Markets & Finance

Shaw Scores a Share of China Nuclear Deal


The company is part of a group will build power plants in the Middle Kingdom. But analysts are keeping a wary eye on cost overruns

Shaw Group's (SGR) stock price soared in U.S. trading on Dec. 18, after the Baton Rouge, La.-based engineering and construction firm and its partner Westinghouse Electric Company snared a multibillion contract. The companies plan to build four 1,000-MW nuclear plants for China as part of a program that starts in early 2007.

China's exploding economy requires a lot of power. Already the world's third-largest net importer of oil behind the U.S. and Japan, China's oil consumption will increase by almost half a million barrels per day in 2006, or 38% of the total growth in world oil demand, according to the Energy Information Administration. China also has 20 of the world's 30 most polluted cities, largely due to high coal use and motorization, according to the World Bank.

So far China uses hardly any nuclear power to offset such problems. But the country expects to spend $50 billion on more than 30 new reactors by 2020, adding to nine 1970s-era ones operating now and quadrupling its nuclear power generation (see BusinessWeek.com, 12/18/06, "Toshiba-Westinghouse Takes China Nuclear").

Shaw's CEO J.M. Bernhard, Jr. is expecting a lot of work with his new contract. "This project also represents the beginning of a major construction program for China to add at least 20,000 megawatts of nuclear power over the next 15 years. We look forward to a long and mutually beneficial relationship with our Chinese clients for these and future nuclear units," Bernhard said in a press release Dec. 16. Precise deal terms weren't disclosed.

As part of the agreement, Shaw will provide engineering, procurement, commissioning, and management services for the four Chinese nuclear generation units.

Investors bid up Shaw 7.9% to $32.99 per share near closing time on the New York Stock Exchange.

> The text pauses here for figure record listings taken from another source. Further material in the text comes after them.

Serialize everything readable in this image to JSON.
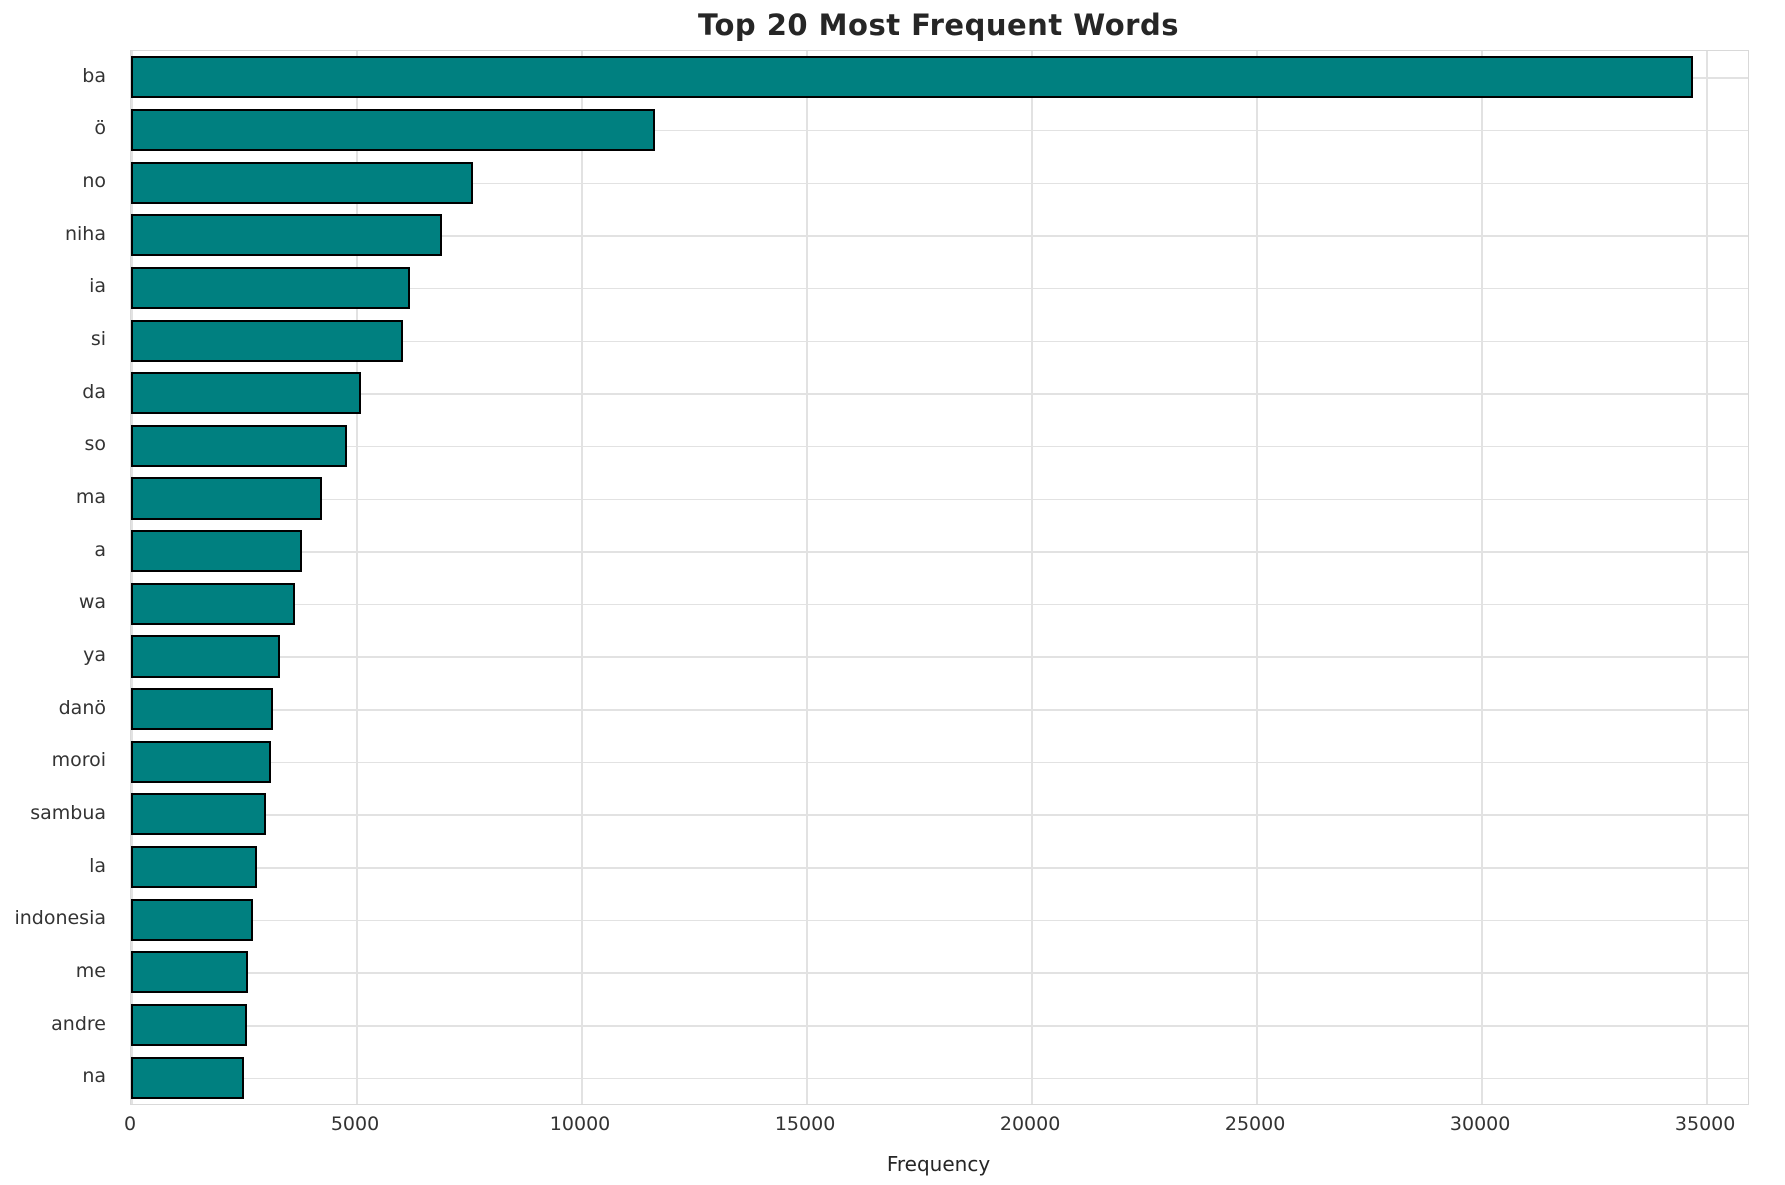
{
  "chart_data": {
    "type": "bar",
    "orientation": "horizontal",
    "title": "Top 20 Most Frequent Words",
    "xlabel": "Frequency",
    "ylabel": "",
    "categories": [
      "ba",
      "ö",
      "no",
      "niha",
      "ia",
      "si",
      "da",
      "so",
      "ma",
      "a",
      "wa",
      "ya",
      "danö",
      "moroi",
      "sambua",
      "la",
      "indonesia",
      "me",
      "andre",
      "na"
    ],
    "values": [
      34700,
      11650,
      7600,
      6900,
      6200,
      6050,
      5100,
      4800,
      4250,
      3800,
      3650,
      3300,
      3150,
      3100,
      3000,
      2800,
      2700,
      2600,
      2570,
      2500
    ],
    "xlim": [
      0,
      35930
    ],
    "xticks": [
      0,
      5000,
      10000,
      15000,
      20000,
      25000,
      30000,
      35000
    ],
    "grid": true,
    "legend": false,
    "bar_color": "#008080",
    "bar_edge_color": "#000000",
    "grid_color": "#e2e2e2",
    "text_color": "#333333"
  }
}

The deal is expected to add 5,000 U.S. engineering jobs. Standard & Poor's Equity Research raised its target price on Shaw by $9 to $38 per share after the news. "Still, we continue to be concerned about Shaw's internal controls and possible further cost overruns," Standard & Poor's analyst Stewart Scharf said in a research note. (S&P, like BusinessWeek.com, is owned by The McGraw-Hill Companies.)

Just this October Shaw Group said it planned to buy a 20% stake in Westinghouse Electric Company for $1.08 billion. Japan's Toshiba Corp. bought a 77% stake in Westinghouse, of Pittsburgh, for $5.4 billion this year.

Shaw Group, which has grown through acquisitions from a small industrial pipe-fabrication company, should benefit from a resurgence in power plant construction, Morningstar said in a general comment about Shaw on Oct. 3. "However, more contract work in the energy sector will introduce additional risk, as power plant projects are typically structured as fixed-price deals--meaning Shaw would bear the brunt of any cost overruns," Morningstar analyst John Kearney, CFA said in a research note.